Les supporters portugais rendent hommage à Eusébio. REUTERS/Rafael Marchante

« J'ai tout fait, sauf gagner un Mondial »

Depuis l’annonce de son décès, c’est tout un peuple qui pleure la disparition de « l’homme à la frappe puissante ». En attestent ses statistiques incroyables, qui feraient pâlir une armée de footballeurs avec 733 buts en 745 matches selon la fédération portugaise. Au Portugal, Eusébio faisait partie du patrimoine national, au même titre que la diva Amalia Rodrigues. Tous les Lusitaniens se souviennent de ses neuf buts lors du Mondial 1966 en Angleterre. « Eusébio est immortel », a même dit son compatriote José Mourinho, l’actuel entraîneur de Chelsea.

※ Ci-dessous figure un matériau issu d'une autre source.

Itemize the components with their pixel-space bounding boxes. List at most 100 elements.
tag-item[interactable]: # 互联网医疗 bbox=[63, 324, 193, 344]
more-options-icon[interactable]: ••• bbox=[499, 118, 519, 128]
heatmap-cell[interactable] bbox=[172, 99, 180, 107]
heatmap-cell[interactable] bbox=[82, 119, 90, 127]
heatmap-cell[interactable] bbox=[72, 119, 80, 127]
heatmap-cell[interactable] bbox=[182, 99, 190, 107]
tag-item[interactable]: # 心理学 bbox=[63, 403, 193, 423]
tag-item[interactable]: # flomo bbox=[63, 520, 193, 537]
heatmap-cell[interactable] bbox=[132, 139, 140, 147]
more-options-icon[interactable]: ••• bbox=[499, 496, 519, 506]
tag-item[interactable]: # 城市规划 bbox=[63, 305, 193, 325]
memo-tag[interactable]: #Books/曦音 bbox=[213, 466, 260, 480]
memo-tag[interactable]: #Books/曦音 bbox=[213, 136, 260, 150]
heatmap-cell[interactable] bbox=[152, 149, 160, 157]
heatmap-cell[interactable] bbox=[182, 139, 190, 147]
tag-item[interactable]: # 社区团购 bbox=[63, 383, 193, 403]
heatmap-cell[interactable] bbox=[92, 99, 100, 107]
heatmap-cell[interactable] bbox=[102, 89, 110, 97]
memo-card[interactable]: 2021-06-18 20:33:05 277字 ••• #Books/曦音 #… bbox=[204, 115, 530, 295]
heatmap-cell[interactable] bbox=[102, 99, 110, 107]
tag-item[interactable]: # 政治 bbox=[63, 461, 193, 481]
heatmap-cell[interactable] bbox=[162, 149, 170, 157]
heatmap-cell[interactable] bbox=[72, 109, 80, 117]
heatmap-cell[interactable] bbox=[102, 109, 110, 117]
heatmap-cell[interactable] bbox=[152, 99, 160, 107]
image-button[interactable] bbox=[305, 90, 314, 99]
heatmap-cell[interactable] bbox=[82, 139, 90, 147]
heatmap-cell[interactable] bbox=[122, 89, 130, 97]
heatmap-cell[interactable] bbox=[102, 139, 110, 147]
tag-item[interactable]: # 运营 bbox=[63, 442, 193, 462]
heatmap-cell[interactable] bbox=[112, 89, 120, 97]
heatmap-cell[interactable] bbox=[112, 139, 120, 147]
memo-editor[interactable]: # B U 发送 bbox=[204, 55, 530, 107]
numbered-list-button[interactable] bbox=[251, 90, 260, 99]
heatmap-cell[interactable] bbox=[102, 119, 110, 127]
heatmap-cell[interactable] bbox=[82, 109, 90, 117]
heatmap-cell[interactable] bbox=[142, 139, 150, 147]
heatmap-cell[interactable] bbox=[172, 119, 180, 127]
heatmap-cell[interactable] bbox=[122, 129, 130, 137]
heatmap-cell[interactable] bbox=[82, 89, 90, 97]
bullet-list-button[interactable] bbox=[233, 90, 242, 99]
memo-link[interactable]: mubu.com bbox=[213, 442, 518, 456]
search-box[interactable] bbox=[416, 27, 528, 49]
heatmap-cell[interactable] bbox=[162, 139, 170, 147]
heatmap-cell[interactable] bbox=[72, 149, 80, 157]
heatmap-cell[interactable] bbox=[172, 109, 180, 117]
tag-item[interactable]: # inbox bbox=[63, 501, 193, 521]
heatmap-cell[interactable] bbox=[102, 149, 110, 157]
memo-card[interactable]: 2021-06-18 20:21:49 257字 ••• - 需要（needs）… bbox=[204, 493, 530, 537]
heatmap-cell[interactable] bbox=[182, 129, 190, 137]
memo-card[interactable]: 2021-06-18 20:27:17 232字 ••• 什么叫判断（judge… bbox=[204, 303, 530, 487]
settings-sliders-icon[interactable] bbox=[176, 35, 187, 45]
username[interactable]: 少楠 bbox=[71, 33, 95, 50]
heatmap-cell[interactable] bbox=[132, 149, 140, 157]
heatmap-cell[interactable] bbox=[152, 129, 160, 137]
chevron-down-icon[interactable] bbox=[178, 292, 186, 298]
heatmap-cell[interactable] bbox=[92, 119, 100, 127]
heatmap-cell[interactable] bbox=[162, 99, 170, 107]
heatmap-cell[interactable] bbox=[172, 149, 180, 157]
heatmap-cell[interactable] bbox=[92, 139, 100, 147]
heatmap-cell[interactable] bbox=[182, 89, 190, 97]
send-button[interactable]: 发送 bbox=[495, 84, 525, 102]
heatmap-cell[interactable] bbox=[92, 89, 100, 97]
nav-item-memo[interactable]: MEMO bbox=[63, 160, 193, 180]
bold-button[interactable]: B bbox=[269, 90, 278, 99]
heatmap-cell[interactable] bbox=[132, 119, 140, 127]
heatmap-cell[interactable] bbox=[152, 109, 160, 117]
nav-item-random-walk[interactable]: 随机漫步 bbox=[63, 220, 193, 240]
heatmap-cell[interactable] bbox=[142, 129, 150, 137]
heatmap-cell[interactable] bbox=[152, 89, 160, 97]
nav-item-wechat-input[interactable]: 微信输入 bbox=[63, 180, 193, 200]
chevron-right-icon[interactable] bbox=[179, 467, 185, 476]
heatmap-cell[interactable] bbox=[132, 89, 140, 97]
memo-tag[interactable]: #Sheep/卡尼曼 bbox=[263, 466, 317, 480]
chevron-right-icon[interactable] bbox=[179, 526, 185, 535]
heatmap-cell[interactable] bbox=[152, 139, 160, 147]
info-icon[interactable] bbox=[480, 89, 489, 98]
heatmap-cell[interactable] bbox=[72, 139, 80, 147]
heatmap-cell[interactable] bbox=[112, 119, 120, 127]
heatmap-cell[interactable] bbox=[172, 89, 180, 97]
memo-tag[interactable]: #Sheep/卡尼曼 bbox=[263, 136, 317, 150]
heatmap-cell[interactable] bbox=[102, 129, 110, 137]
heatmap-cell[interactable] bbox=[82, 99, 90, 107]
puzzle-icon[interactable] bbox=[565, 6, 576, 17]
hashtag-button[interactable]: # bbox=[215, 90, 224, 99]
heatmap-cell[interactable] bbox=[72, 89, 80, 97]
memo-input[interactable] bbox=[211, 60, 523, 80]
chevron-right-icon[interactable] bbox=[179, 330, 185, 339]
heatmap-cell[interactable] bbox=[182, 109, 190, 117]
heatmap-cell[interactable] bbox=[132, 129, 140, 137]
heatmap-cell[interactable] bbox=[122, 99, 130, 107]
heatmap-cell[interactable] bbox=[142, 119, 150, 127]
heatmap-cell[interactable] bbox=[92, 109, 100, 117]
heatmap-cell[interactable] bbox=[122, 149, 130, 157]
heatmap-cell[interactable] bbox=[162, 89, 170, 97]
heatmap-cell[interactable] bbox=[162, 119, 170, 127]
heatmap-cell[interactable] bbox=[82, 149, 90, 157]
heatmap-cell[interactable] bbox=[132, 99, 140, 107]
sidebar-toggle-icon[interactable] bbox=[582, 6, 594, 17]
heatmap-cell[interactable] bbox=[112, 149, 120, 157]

« J'ai été meilleur joueur du monde, meilleur buteur du monde et d'Europe. J'ai tout fait, sauf gagner un Mondial », avouait Eusébio fin 2011, se rappelant encore des larmes versées après la demi-finale perdue par le Portugal face à l'Angleterre (2-1). « Tout le monde se souvient du jour où il est sorti du terrain en larmes, pleurant pour le Portugal. Les larmes d'Eusébio sont aujourd'hui les nôtres », avait commenté dimanche le président de la République. Le Portugal avait terminé finalement troisième après une ultime victoire contre l'Union soviétique. Sa meilleure performance à ce jour lors d’un Mondial. 

Eusébio avait vu le jour à Maputo le 25 janvier 1942, au Mozambique, ancienne colonie portugaise. Aujourd’hui, c’est loin de sa ville natale que ce métisse, fils d'un ouvrier du chemin de fer et d'une Mozambicaine, a rejoint sa dernière demeure.